Dipanggilnya Rindu yang tampaknya sudah bergabung dengan anggota kelompoknya. Rindu duduk membelakangi Kara. Dia duduk hanya terpaut jarak dua kursi dari Kara.
"Rind, denger namaku disebut ga tadi?"
"Nggak," ucap Rindu dengan kening berkerut.
"Kok aneh. Aku nanya ke Hamid dulu." Kara segera beranjak menghampiri Hamid.
Hamid adalah penanggung jawab mata kuliah ini. Dia mahasiswa yang aktif, mungkin karena itu Pak Anva menunjuknya sebagai penanggung jawab kelas.
"Mid, tolong cek lagi daftar kelompoknya tadi, aku ada di kelompok mana?"
Hamid tak banyak bicara, segera membaca ulang kertas pembagian kelompok tersebut.
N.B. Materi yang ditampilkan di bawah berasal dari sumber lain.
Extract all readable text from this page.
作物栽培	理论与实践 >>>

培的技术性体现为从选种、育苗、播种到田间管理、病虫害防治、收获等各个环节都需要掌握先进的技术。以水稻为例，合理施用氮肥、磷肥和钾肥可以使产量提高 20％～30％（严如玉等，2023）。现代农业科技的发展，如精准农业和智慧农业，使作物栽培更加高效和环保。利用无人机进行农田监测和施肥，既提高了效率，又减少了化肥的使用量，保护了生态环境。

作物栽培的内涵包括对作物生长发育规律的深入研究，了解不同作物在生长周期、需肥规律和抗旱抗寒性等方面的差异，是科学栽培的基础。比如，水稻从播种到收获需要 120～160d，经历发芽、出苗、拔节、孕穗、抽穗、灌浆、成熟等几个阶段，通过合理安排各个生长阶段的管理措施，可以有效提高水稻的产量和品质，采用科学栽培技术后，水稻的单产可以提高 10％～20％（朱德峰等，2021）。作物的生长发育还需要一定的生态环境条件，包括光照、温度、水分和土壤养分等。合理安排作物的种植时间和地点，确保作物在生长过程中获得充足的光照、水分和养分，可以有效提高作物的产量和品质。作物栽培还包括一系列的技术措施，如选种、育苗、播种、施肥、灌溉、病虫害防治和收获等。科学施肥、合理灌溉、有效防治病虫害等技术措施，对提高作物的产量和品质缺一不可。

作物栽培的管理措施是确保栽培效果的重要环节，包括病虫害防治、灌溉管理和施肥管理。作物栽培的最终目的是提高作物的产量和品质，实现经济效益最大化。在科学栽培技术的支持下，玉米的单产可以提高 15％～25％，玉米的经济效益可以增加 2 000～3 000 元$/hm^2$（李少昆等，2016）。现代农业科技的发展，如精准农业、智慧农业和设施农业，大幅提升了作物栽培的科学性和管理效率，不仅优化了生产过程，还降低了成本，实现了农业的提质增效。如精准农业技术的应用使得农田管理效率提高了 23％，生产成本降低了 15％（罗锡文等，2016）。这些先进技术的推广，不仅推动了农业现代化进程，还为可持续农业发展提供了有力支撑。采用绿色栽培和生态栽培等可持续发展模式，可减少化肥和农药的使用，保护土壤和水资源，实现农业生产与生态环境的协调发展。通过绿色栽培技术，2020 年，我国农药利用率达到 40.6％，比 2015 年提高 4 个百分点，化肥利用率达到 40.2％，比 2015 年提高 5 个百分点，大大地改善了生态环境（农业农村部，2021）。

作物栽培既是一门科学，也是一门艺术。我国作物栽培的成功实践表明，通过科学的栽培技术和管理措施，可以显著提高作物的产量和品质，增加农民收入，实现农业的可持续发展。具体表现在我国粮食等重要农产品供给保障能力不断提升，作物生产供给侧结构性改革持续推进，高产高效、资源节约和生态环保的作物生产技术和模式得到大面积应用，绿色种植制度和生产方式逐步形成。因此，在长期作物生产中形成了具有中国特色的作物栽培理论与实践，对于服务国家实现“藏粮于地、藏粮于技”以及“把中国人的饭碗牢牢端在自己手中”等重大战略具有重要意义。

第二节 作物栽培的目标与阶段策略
Hamid lalu menggeleng. "Namamu ga ada Kara."
"Yakin? Kok bisa?"
"Tar ku-sms Pak Anva dulu ya."
Hamid memang memiliki no kontak Pak Anva. Hanya mahasiswa yang berkepentingan yang memiliki nomor Pak Anva. Sepertinya jawaban dari Pak Anva akan lama, Kara memutuskan kembali ke kursinya.
"Gimana Na?" tanya Rindu.
"Lagi ditanya dulu Rind." Kara mengangkat bahu. Daripada lama menunggu Kara memutuskan mendengar nasyid dari smartphone-nya. "Rind, Aku pinjam headset-mu ya?"
"Ambil aja di tas Kana." Rindu menunjuk pada tasnya yang tergeletak di kursi dekat Kara. Kara segera membukanya. Untuk urusan membuka tas, Kara dan Rindu memang sudah terbiasa. Persahabatan tiga tahun yang membuat mereka saling percaya.
Kara memilah satu per satu barang di dalam tas Rindu, gulungan headset ternyata tersimpan di dalam kantong kecil di dalam tas. Segera dirogohnya kantong itu. Ada yang turut menyembul dari kantong kecil yang menempel di tas itu. Kara sedikit menariknya dan terpekur saat menyadari benda familiar yang menyembul itu. Rindu... ternyata Dia. Kara menggeleng ragu, lalu cepat-cepat Dia rapikan benda itu dan menutup tas Rindu segera.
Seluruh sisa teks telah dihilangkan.